Seminar visit turns into close view of wildfire
When three women from Lake Region Therapy Services headed to Arizona for training, little did they know they would be in the midst of wildfires.
Erin Lindberg, Jane Flynn and Carolyn Pierce attended advanced courses while in Sedona with 70-85 other therapists from the United States, Canada and London.
The three arrived on different dates, but all got an amazing view of the wildfires going on in Arizona.
"When Erin got there, there was a small fire," Pierce said, "but they (firefighters) got that out right away."
That was on June 11, she said. Several days later, on June 18, another fire started. Authorities hadn't found the culprit as of June 25 when the women left the state, but Pierce said they thought it was a homeless man that was cooking and the fire got away from him that started the wildfire.
By the time they left on June 25, the wildfires were 20 percent contained, Pierce said.

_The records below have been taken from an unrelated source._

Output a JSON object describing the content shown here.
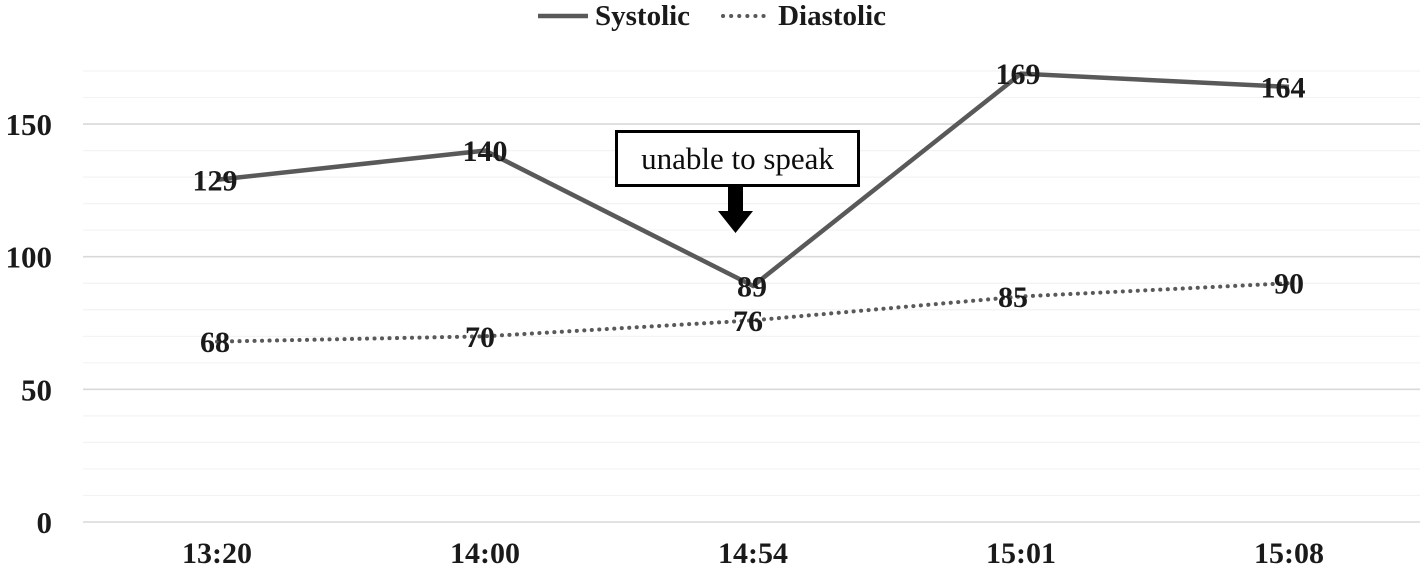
{
  "chart_data": {
    "type": "line",
    "title": "",
    "xlabel": "",
    "ylabel": "",
    "categories": [
      "13:20",
      "14:00",
      "14:54",
      "15:01",
      "15:08"
    ],
    "series": [
      {
        "name": "Systolic",
        "style": "solid",
        "values": [
          129,
          140,
          89,
          169,
          164
        ]
      },
      {
        "name": "Diastolic",
        "style": "dotted",
        "values": [
          68,
          70,
          76,
          85,
          90
        ]
      }
    ],
    "data_labels_visible": true,
    "y_axis": {
      "min": 0,
      "max": 170,
      "major_unit": 50,
      "minor_unit": 10,
      "tick_labels": [
        "0",
        "50",
        "100",
        "150"
      ]
    },
    "legend_position": "top",
    "grid": "horizontal-major-and-minor",
    "annotation": {
      "text": "unable to speak",
      "arrow": "down",
      "target_category": "14:54",
      "target_series": "Systolic"
    },
    "colors": {
      "line": "#595959",
      "text": "#1a1a1a",
      "major_grid": "#d9d9d9",
      "minor_grid": "#f3f3f3",
      "annotation_border": "#000000",
      "arrow": "#000000",
      "background": "#ffffff"
    }
  }
}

Firefighter teams from Idaho and Utah were there helping all the local and surrounding fire departments.
Although she's not positive if the fires are completely out, Pierce said local townspeople thought they would be out by last week.
While in Sedona, the women could see smoke and flames from their hotel.
"By 2 a.m., there was heavy smoke," Pierce said. "I'd have to get up and make sure the building wasn't on fire."
She said that during the day, winds would blow the smoke over the plateau, away from their hotel. Every evening, the winds would change and blow toward their hotel.
She said walking to breakfast in the morning would cause her eyes to water and nose to run the smoke was so strong.
But despite the risk of being so close to the fire, Pierce said they felt fairly comfortable being there.
"We took our cues from the people there who are used to it," she said. "We were a little nervous to begin with."
But there were safety precautions as well. Each morning, they would keep their belongings packed in their hotels rooms so they could grab them and go if they needed to evacuate quickly.
Highway 89A was closed less than a mile from their hotel, and Pierce said she estimates the fires were about four to five miles from their hotel.
"It was quite an experience," she said. "It was phenomenal, sad, very sad. It's true wilderness."
She said it was sad to see so many trees go up in flames.
She said the firefighters in that area try to do controlled burns because of the possibilities of wildfires. This particular land that was on fire hadn't been burned in the past because it was on tribal land and firefighters weren't allowed to burn it.
"The beauty of that area being burned down was sad," she said.
Authorities were worried about possible storms while the fire was still burning. Temperatures ranged from 109-114 degrees while Pierce was there she said, and humidity was about 7-14 percent. The dry, hot conditions, mixed with a storm, likely would have caused heat lightening, causing more damage and fire.
Pierce said it amazed her how all the townspeople gathered together for the visiting firefighters. She said when they would enter town, people would cheer and clap for them.
"It was really neat the way everyone comes together for support," she said.
She said the helicopters used in the fires would land and refill with water at the airport area where they held their seminars, so Pierce and the rest of the group were constantly reminded of what was going on around them.
She said some people did have to evacuate their homes, but no homes or businesses were damaged by the flames.
Regardless of the scary thought of being that close to a wildfire, Pierce said it was amazing being there.
"It's always an awesome experience being there because of the beauty and energy there."